Des stades rutilants pour 2030, des ports géants connectés au monde, des lignes de TGV qui avancent et… des hôpitaux publics en miettes. Au Maroc, le décalage social est en train de devenir intenable. Le royaume, qui soigne à l’international son image de « success-story » africaine, stable, moderne et ultra-attractive, est aujourd’hui rattrapé par ses propres fractures. Celles d’un modèle de développement qui enregistre des fortunes en accéléré, mais laisse des millions de personnes à l’écart.
L’opulence des uns s’affiche désormais sans complexe. Selon le dernier rapport Africa Wealth Report, le Maroc s’est hissé sur le podium des pays les plus riches du continent, juste derrière les géants sud-africain et égyptien. En dix ans, le club des grandes fortunes de la finance, de l’immobilier ou du tourisme a gonflé de 40 % pour atteindre quelque 7 500 millionnaires. À Marrakech, leur nombre a bondi de 67 %. Une concentration de richesses qui contraste avec le quotidien du reste de la population.
Le recul brutal sur la pauvreté
Derrière la façade métropolitaine, le Maroc d’en bas est en difficulté. Les chiffres du Haut-Commissariat au Plan (HCP) démontrent que la lutte contre la pauvreté a connu un coup d’arrêt brutal depuis 2019, le nombre de personnes concernées ayant plus que doublé pour passer de 623 000 à 1,42 million.
Plus alarmant encore, c’est toute une frange sociale intermédiaire qui décroche. Près de 4,75 millions de Marocains vivent aujourd’hui dans une vulnérabilité structurelle. Pris en étau par l’inflation alimentaire, des loyers urbains prohibitifs et la précarité de l’emploi, ces ménages ne sont pas officiellement comptabilisés comme pauvres, mais leur marge de manoeuvre est quasi nulle. Si les campagnes restent structurellement abandonnées, cette nouvelle misère gagne désormais les périphéries des grandes villes.
Pour ces classes populaires et moyennes déclassées, voir s’élever des infrastructures pharaoniques à coups de milliards pour la Coupe du monde alors qu’il manque des lits, des médecins et des médicaments dans les dispensaires locaux est devenu une provocation quotidienne. L’école publique se dégrade, la mobilité sociale est bloquée, et le sentiment d’exclusion est total.
« GenZ 212 » : la révolte sur Discord
Cette colère a trouvé ses porte-voix.
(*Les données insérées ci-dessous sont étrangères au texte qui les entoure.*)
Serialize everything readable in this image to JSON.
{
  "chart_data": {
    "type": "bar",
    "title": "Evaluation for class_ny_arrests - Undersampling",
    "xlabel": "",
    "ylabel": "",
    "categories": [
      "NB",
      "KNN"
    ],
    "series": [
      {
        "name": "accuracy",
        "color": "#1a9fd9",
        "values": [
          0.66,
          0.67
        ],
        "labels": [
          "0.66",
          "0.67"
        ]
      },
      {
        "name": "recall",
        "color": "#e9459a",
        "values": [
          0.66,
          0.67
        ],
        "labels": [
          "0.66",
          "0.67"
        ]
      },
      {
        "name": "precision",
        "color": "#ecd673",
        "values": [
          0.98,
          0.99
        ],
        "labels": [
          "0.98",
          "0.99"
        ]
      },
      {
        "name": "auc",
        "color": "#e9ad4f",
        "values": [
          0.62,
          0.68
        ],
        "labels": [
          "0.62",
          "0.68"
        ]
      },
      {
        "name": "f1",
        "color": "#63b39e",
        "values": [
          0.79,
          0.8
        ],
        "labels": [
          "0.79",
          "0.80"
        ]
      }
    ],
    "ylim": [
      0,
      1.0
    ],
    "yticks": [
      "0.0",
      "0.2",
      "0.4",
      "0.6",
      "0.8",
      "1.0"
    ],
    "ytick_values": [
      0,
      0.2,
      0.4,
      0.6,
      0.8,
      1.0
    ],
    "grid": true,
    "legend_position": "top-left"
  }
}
Elle s’appelle la « GenZ 212 ». Cette génération de jeunes Marocains, ultra-connectée et privée d’avenir, a déserté les canaux politiques traditionnels et les partis désuèts pour s’organiser dans l’application Discord et sur les réseaux sociaux.
Leur mot d’ordre est presque un cri de survie : « La santé d’abord ». Relayée par les agences de presse et les grands médias internationaux, cette mobilisation numérique a dénoncé la corruption, l’effondrement des services publics et une prospérité captée par une élite économique.
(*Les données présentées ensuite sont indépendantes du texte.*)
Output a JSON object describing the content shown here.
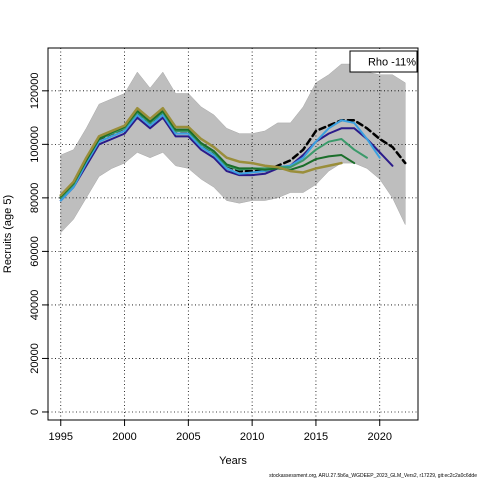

Pour ces jeunes, les discours officiels sur l’attractivité internationale du pays sonnent creux. Ils ne réclament pas des vitrines technologiques, mais de la dignité, des écoles correctes et des hôpitaux équipés. Le royaume se retrouve aujourd’hui face à un choix que la GenZ 212 a rendu difficile à éluder. Mohammed VI, et bientôt son succésseur le Prince Moulay Hassan, doivent trancher entre continuer à entretenir le récit d’un Maroc des palaces pour investisseurs étrangers, ou répondre aux attentes de leur population. Car les années de chiffres flatteurs n’ont pas suffi à effacer les fractures du contrat social.